NEW YORK (AP) Five years after Katy Batista lost her mother and sister in the crash of American Airlines Flight 587, it's hard for her to look at their pictures, much less visit the site where they
Saturday, November 11th 2006, 3:52 pm
By: News On 6
NEW YORK (AP) Five years after Katy Batista lost her mother and sister in the crash of American Airlines Flight 587, it's hard for her to look at their pictures, much less visit the site where they died.
Still, she makes her way there every year, even though there are few real physical reminders of the tragedy beyond a plaque.
Soon, the 31-year-old Batista will have another place to mourn.
On Sunday, the fifth anniversary of what was the second-deadliest aviation accident in U.S. history, the city will dedicate a much-anticipated memorial to its victims. The memorial includes a curved wall bearing the names of the 265 people who died, many of whom lived in Washington Heights, the heavily Dominican neighborhood of upper Manhattan.
``Now we can touch their names; we can see their names there,'' said Belkis Lora, president of the Committee in Memory of Flight 587. ``To me, it's like we're going to be onboard the aircraft in that memorial. Once we go to the memorial, we're going to be there with our loved ones.''
Flight 587 plunged into a quiet neighborhood in Queens the morning of November 12, 2001, just minutes after taking off from Kennedy International Airport for a trip to the Dominican Republic. The crash killed the 260 people on board and five people on the ground, rattling a city still shaken by the attacks on the World Trade Center just two months earlier.
The National Transportation Safety Board determined that a crucial part of the tail fell off the Airbus A300, and the agency blamed pilot error, inadequate pilot training and overly sensitive rudder controls.
The road to building a Flight 587 memorial had its stumbling blocks.
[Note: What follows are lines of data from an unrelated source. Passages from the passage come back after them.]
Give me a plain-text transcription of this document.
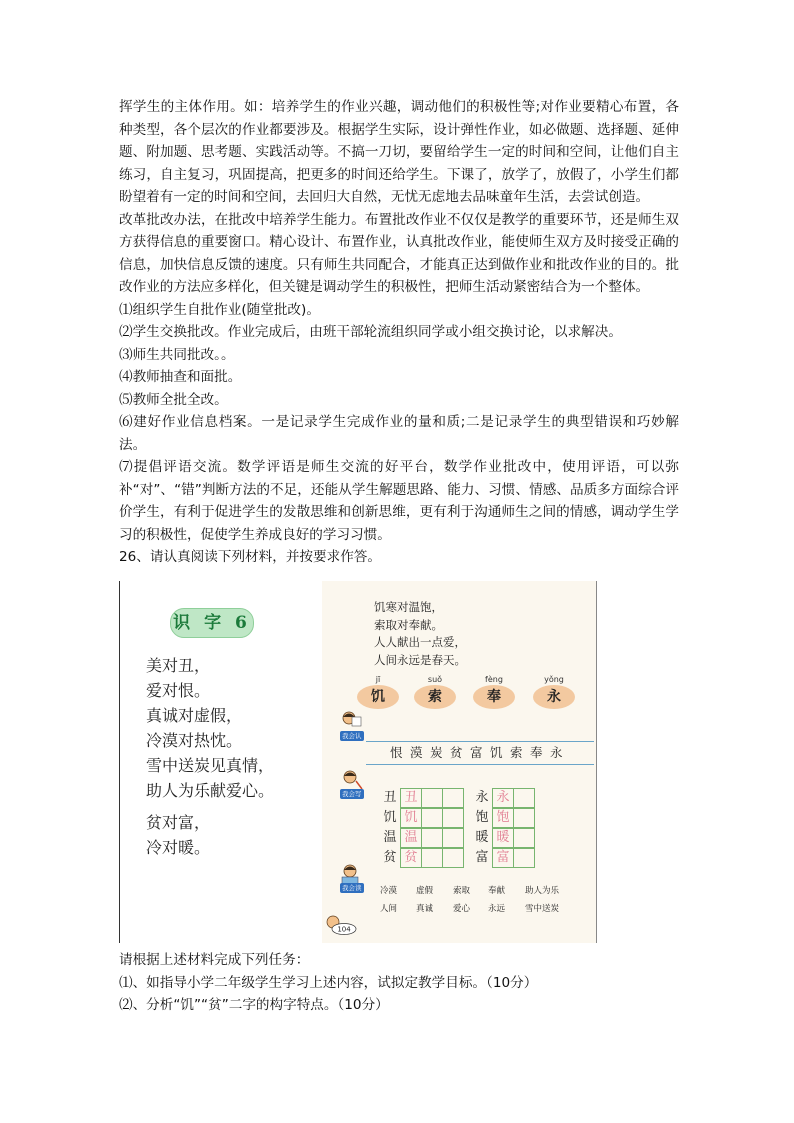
挥学生的主体作用。如：培养学生的作业兴趣，调动他们的积极性等;对作业要精心布置，各种类型，各个层次的作业都要涉及。根据学生实际，设计弹性作业，如必做题、选择题、延伸题、附加题、思考题、实践活动等。不搞一刀切，要留给学生一定的时间和空间，让他们自主练习，自主复习，巩固提高，把更多的时间还给学生。下课了，放学了，放假了，小学生们都盼望着有一定的时间和空间，去回归大自然，无忧无虑地去品味童年生活，去尝试创造。

改革批改办法，在批改中培养学生能力。布置批改作业不仅仅是教学的重要环节，还是师生双方获得信息的重要窗口。精心设计、布置作业，认真批改作业，能使师生双方及时接受正确的信息，加快信息反馈的速度。只有师生共同配合，才能真正达到做作业和批改作业的目的。批改作业的方法应多样化，但关键是调动学生的积极性，把师生活动紧密结合为一个整体。

⑴组织学生自批作业(随堂批改)。

⑵学生交换批改。作业完成后，由班干部轮流组织同学或小组交换讨论，以求解决。

⑶师生共同批改。。

⑷教师抽查和面批。

⑸教师全批全改。

⑹建好作业信息档案。一是记录学生完成作业的量和质;二是记录学生的典型错误和巧妙解法。

⑺提倡评语交流。数学评语是师生交流的好平台，数学作业批改中，使用评语，可以弥补“对”、“错”判断方法的不足，还能从学生解题思路、能力、习惯、情感、品质多方面综合评价学生，有利于促进学生的发散思维和创新思维，更有利于沟通师生之间的情感，调动学生学习的积极性，促使学生养成良好的学习习惯。

26、请认真阅读下列材料，并按要求作答。

识 字 6
美对丑，
爱对恨。
真诚对虚假，
冷漠对热忱。
雪中送炭见真情，
助人为乐献爱心。
贫对富，
冷对暖。
饥寒对温饱，
索取对奉献。
人人献出一点爱，
人间永远是春天。
jī
饥
suǒ
索
fèng
奉
yǒng
永
我会认
恨漠炭贫富饥索奉永
我会写 丑 丑	永 永
饥 饥	饱 饱
温 温	暖 暖
贫 贫	富 富
我会读 冷漠 虚假 索取 奉献 助人为乐
人间 真诚 爱心 永远 雪中送炭
104

请根据上述材料完成下列任务：

⑴、如指导小学二年级学生学习上述内容，试拟定教学目标。（10分）

⑵、分析“饥”“贫”二字的构字特点。（10分）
Many of the victims' families wanted a structure at the scene of the crash, but many people in the Belle Harbor neighborhood opposed the idea, saying a memorial wouldn't fit.
``To come up to my house where a family is living and memorialize it there just it doesn't seem appropriate,'' said Seth Goldberg, whose home was severely damaged by the crash but has been rebuilt.
Others said they didn't want a constant reminder of the tragedy, especially in a part of New York City that also was home to many firefighters who died on September 11th. The bickering got ugly at times, with some claiming racism against Dominicans, a charge denied by residents of the largely Irish and Jewish neighborhood.
Eventually, a compromise placed the structure about 15 blocks away in a less residential area near the ocean. The $9.2 million memorial was designed by Dominican Republic native Freddy Rodriguez and is being funded with private and public money.
``Any conflict that we have in the past and any confrontation that we had in the past, I think it'll stay in the past,'' said Lora, who lost her brother, Jose Lora. ``The families are very comfortable with the situation.''
The memorial wall has windows and a doorway offering views of the Atlantic Ocean. Also included are benches, trees and flowers. Beyond the names, the wall bears a quote, in English and Spanish, from the writings of Dominican poet Pedro Mir: ``Despues no quiero mas que paz/Afterwards I want only peace.''
Peace is exactly what many of the victims' families still seek, Batista said. She'll be searching for it as she looks up the names of Daria Soriano, her mother, and Noemi Batista, her sister, on the memorial wall.
``If I had the chance in my life, if I had the chance to give all the money in the world to bring my mother and my sister back, I would do it,'' she said.